Optimising the given function

I am required to find minimum value of the following function without calculus. $$f(a,b)=\sqrt{a^2+b^2}+2\sqrt{a^2+b^2-2a+1}+\sqrt{a^2+b^2-6a-8b+25}$$

My attempt:

I realised that I can write the function as $$f(a,b)=\sqrt{(a-0)^2+(b-0)^2}+2\sqrt{(a-1)^2+(b-0)^2}+\sqrt{(a-3)^2+(b-4)^2}$$ which when $$a$$ and $$b$$ replaced with coordinates in Cartesian plane represents distances from points $$(1,0),(0,0)$$ and $$(3,4).$$ But I'm not sure how I can minimise this.

Let $$X(a,b),O(0,0),A(1,0),B(3,4)$$.

Then, as you pointed out, we want to minimize $$XO+XA+XA+XB$$.

• For any $$X$$, it holds that $$XO+XA\geqslant OA$$ whose equality is attained when $$X$$ is on the line segment $$OA$$.

• For any $$X$$, it holds that $$XA+XB\geqslant AB$$ whose equality is attained when $$X$$ is on the line segment $$AB$$.

Therefore, for any $$X$$, it holds that $$XO+XA+XA+XB\geqslant OA+AB=1+2\sqrt 5$$ whose equality is attained when $$X=A$$.

• Will the point X satisfy both the conditions simuntaneously? Commented Aug 20, 2021 at 3:40
• @Equation_Charmer : Yes. I've added some words in the answer. Commented Aug 20, 2021 at 5:27

Let me give an graphical representation... I mean this is more like an physics-based informal proof. It shows that if you pull the rope out the ring is gonna go down to the lowest point and the rope will align with the dotted lines. Also you can think of it geometrically: as the former answer said, the length of any side of a triangle is always less than the sum of the other two, so there we goes.

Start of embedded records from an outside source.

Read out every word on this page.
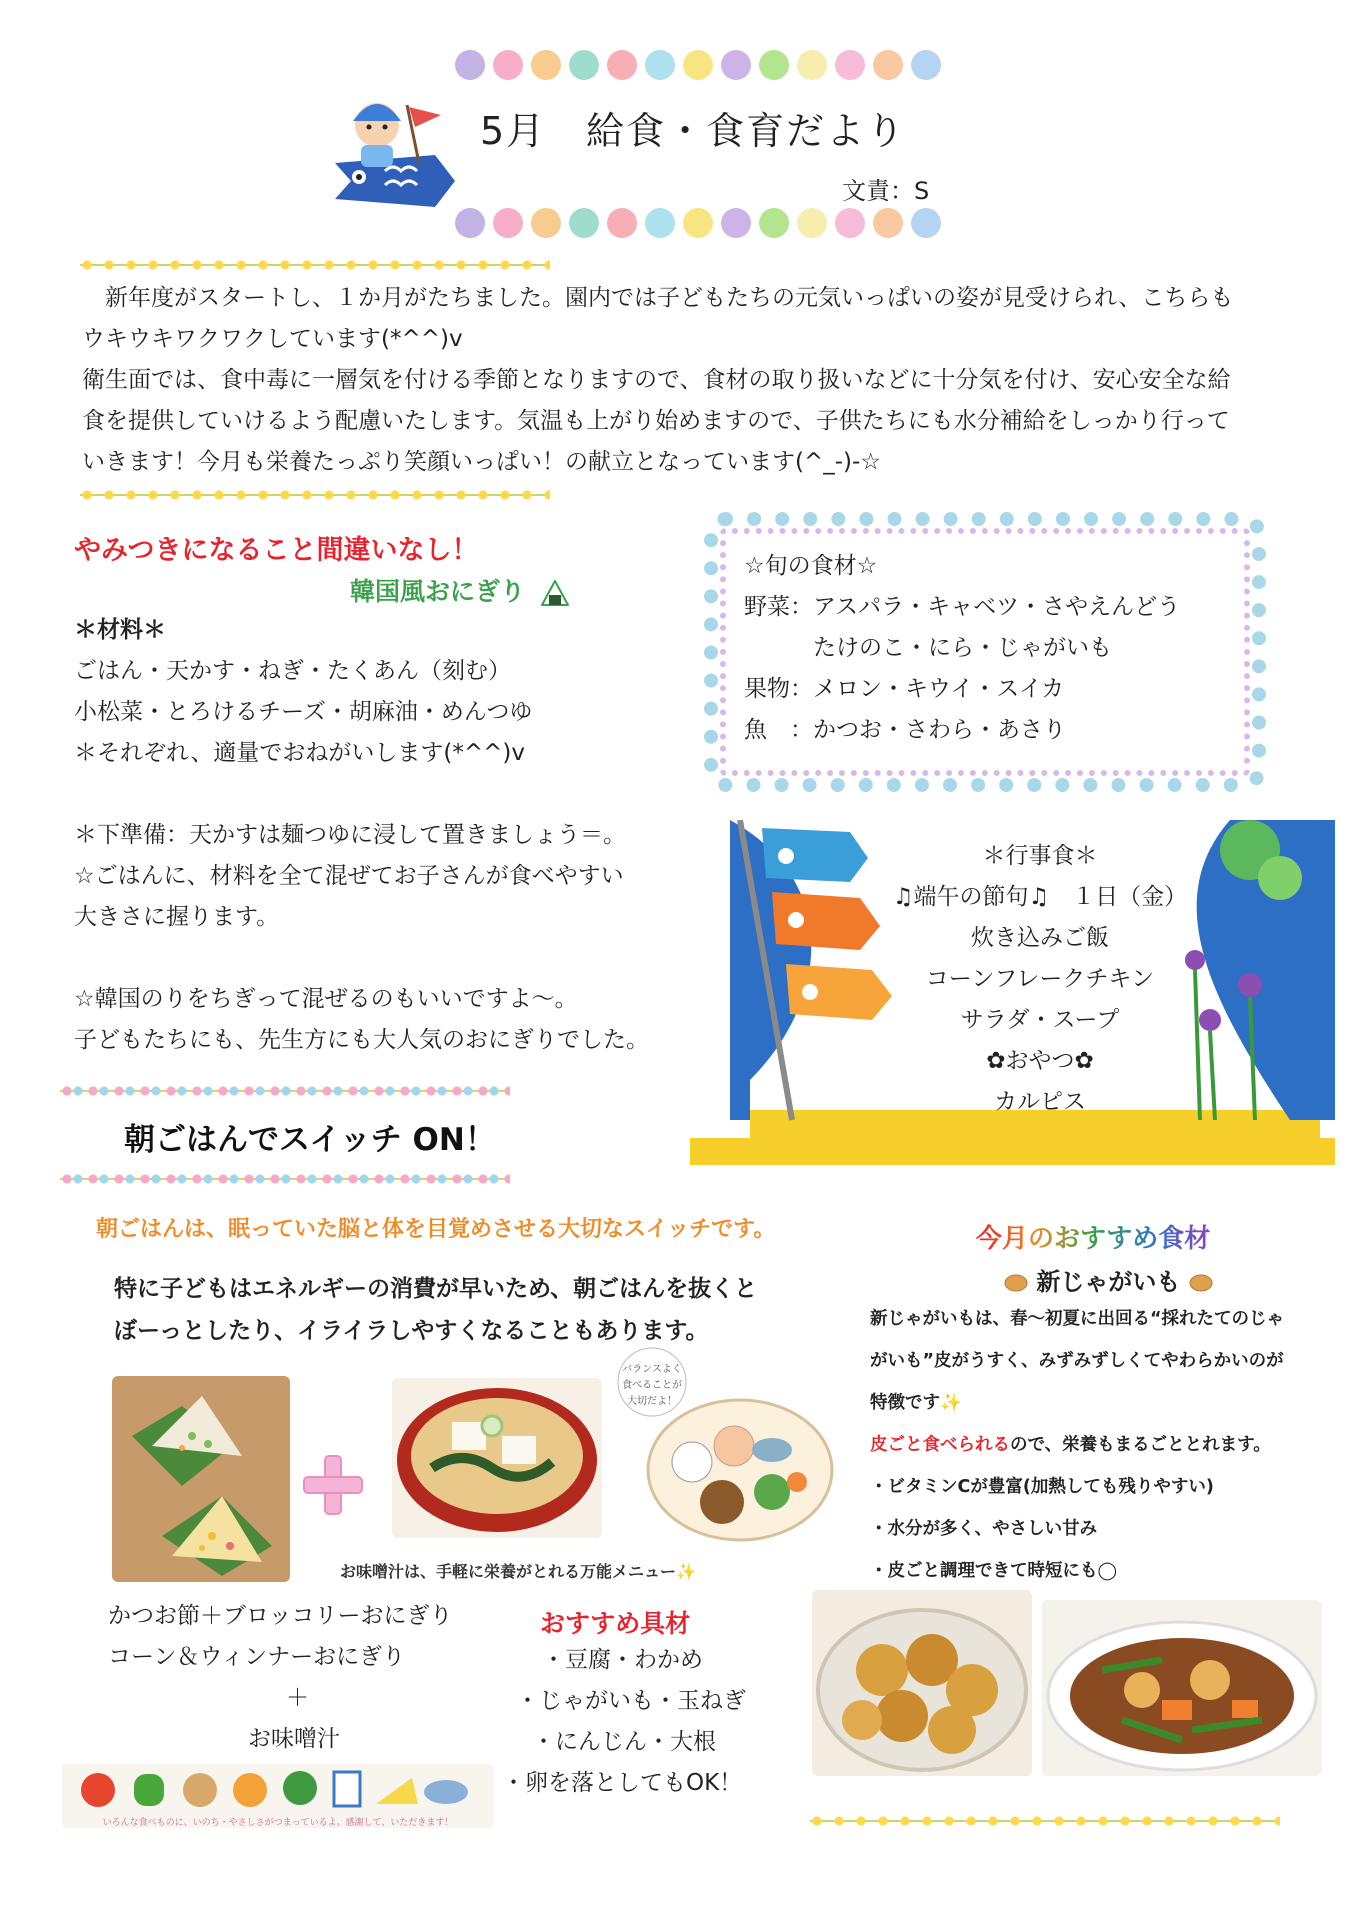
5月　給食・食育だより
文責：S
　新年度がスタートし、１か月がたちました。園内では子どもたちの元気いっぱいの姿が見受けられ、こちらも
ウキウキワクワクしています(*^^)v
衛生面では、食中毒に一層気を付ける季節となりますので、食材の取り扱いなどに十分気を付け、安心安全な給
食を提供していけるよう配慮いたします。気温も上がり始めますので、子供たちにも水分補給をしっかり行って
いきます！今月も栄養たっぷり笑顔いっぱい！の献立となっています(^_-)-☆
やみつきになること間違いなし！
韓国風おにぎり
＊材料＊
ごはん・天かす・ねぎ・たくあん（刻む）
小松菜・とろけるチーズ・胡麻油・めんつゆ
＊それぞれ、適量でおねがいします(*^^)v

＊下準備：天かすは麺つゆに浸して置きましょう＝。
☆ごはんに、材料を全て混ぜてお子さんが食べやすい
大きさに握ります。

☆韓国のりをちぎって混ぜるのもいいですよ～。
子どもたちにも、先生方にも大人気のおにぎりでした。
☆旬の食材☆
野菜：アスパラ・キャベツ・さやえんどう
　　　たけのこ・にら・じゃがいも
果物：メロン・キウイ・スイカ
魚　：かつお・さわら・あさり
＊行事食＊
♫端午の節句♫　１日（金）
炊き込みご飯
コーンフレークチキン
サラダ・スープ
✿おやつ✿
カルピス
朝ごはんでスイッチ ON！
朝ごはんは、眠っていた脳と体を目覚めさせる大切なスイッチです。
特に子どもはエネルギーの消費が早いため、朝ごはんを抜くと
ぼーっとしたり、イライラしやすくなることもあります。
バランスよく
食べることが
大切だよ！
お味噌汁は、手軽に栄養がとれる万能メニュー✨
かつお節＋ブロッコリーおにぎり
コーン＆ウィンナーおにぎり
＋
お味噌汁
いろんな食べものに、いのち・やさしさがつまっているよ。感謝して、いただきます！
おすすめ具材
・豆腐・わかめ
・じゃがいも・玉ねぎ
・にんじん・大根
・卵を落としてもOK！
今月のおすすめ食材
新じゃがいも
新じゃがいもは、春～初夏に出回る“採れたてのじゃ
がいも”皮がうすく、みずみずしくてやわらかいのが
特徴です✨
皮ごと食べられるので、栄養もまるごととれます。
・ビタミンCが豊富(加熱しても残りやすい)
・水分が多く、やさしい甘み
・皮ごと調理できて時短にも◯
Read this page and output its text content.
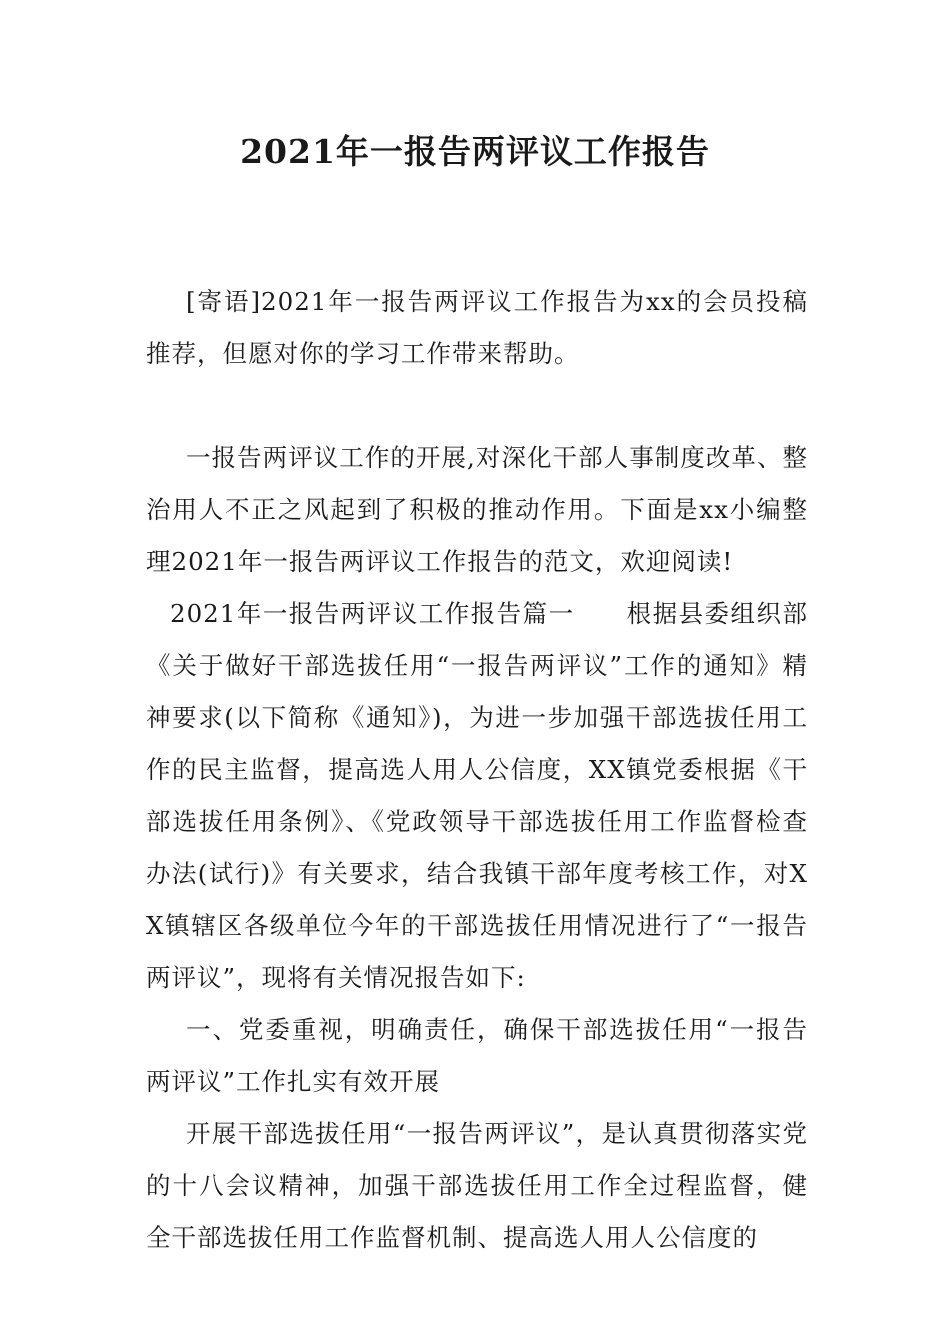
2021年一报告两评议工作报告

[寄语]2021年一报告两评议工作报告为xx的会员投稿推荐，但愿对你的学习工作带来帮助。

一报告两评议工作的开展,对深化干部人事制度改革、整治用人不正之风起到了积极的推动作用。下面是xx小编整理2021年一报告两评议工作报告的范文，欢迎阅读!

2021年一报告两评议工作报告篇一　　根据县委组织部《关于做好干部选拔任用“一报告两评议”工作的通知》精神要求(以下简称《通知》)，为进一步加强干部选拔任用工作的民主监督，提高选人用人公信度，XX镇党委根据《干部选拔任用条例》、《党政领导干部选拔任用工作监督检查办法(试行)》有关要求，结合我镇干部年度考核工作，对XX镇辖区各级单位今年的干部选拔任用情况进行了“一报告两评议”，现将有关情况报告如下:

一、党委重视，明确责任，确保干部选拔任用“一报告两评议”工作扎实有效开展

开展干部选拔任用“一报告两评议”，是认真贯彻落实党的十八会议精神，加强干部选拔任用工作全过程监督，健全干部选拔任用工作监督机制、提高选人用人公信度的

This is an instance of the Weber problem: Where to locate a facility such that the total weighted transportation cost to the clients is minimal? In this case, the facility will be located in $$(a,b)$$ and the locations are in $$(0,0)$$, $$(1,0)$$, and $$(3,4)$$, with weights 1, 2, and 1.

"A historical perspective on location problems" discusses the history of this problem, and mentions iterative algorithms, but also analog approaches. The analog approach is explained in this paper for example:

A map of the area in question is placed on a board, and holes are drilled in the points where the demand locations are. Strings are passed through the holes, and weights proportional to the economic “weights” are hung on them. The other edges of the strings are tied together. It is quite obvious that the stationary situation reached after possibly a few oscillations is the equilibrium point, namely, the solution of the minimization problem. Obviously, the accuracy of the method is limited by the friction of the strings in the holes, and, in fact, it looks quite primitive when the alternative of an efficient numerical procedure is available.

The function to be minimized is composed of three addends, one of which has a double coefficient. If we eliminate it, imposing that

$$\sqrt{a^{2}+b^{2}-2a+1}=0$$

give zero contribution, we get:

$$a=1$$ and $$b=0$$.

Therefore the minimum is:

$$f(1,0)=\sqrt{1^2+0^2}+2\sqrt{1^2+0^2-2+1}+\sqrt{1^2+0^2-6-0+25}=1+\sqrt{20}=1+2\sqrt{5}$$.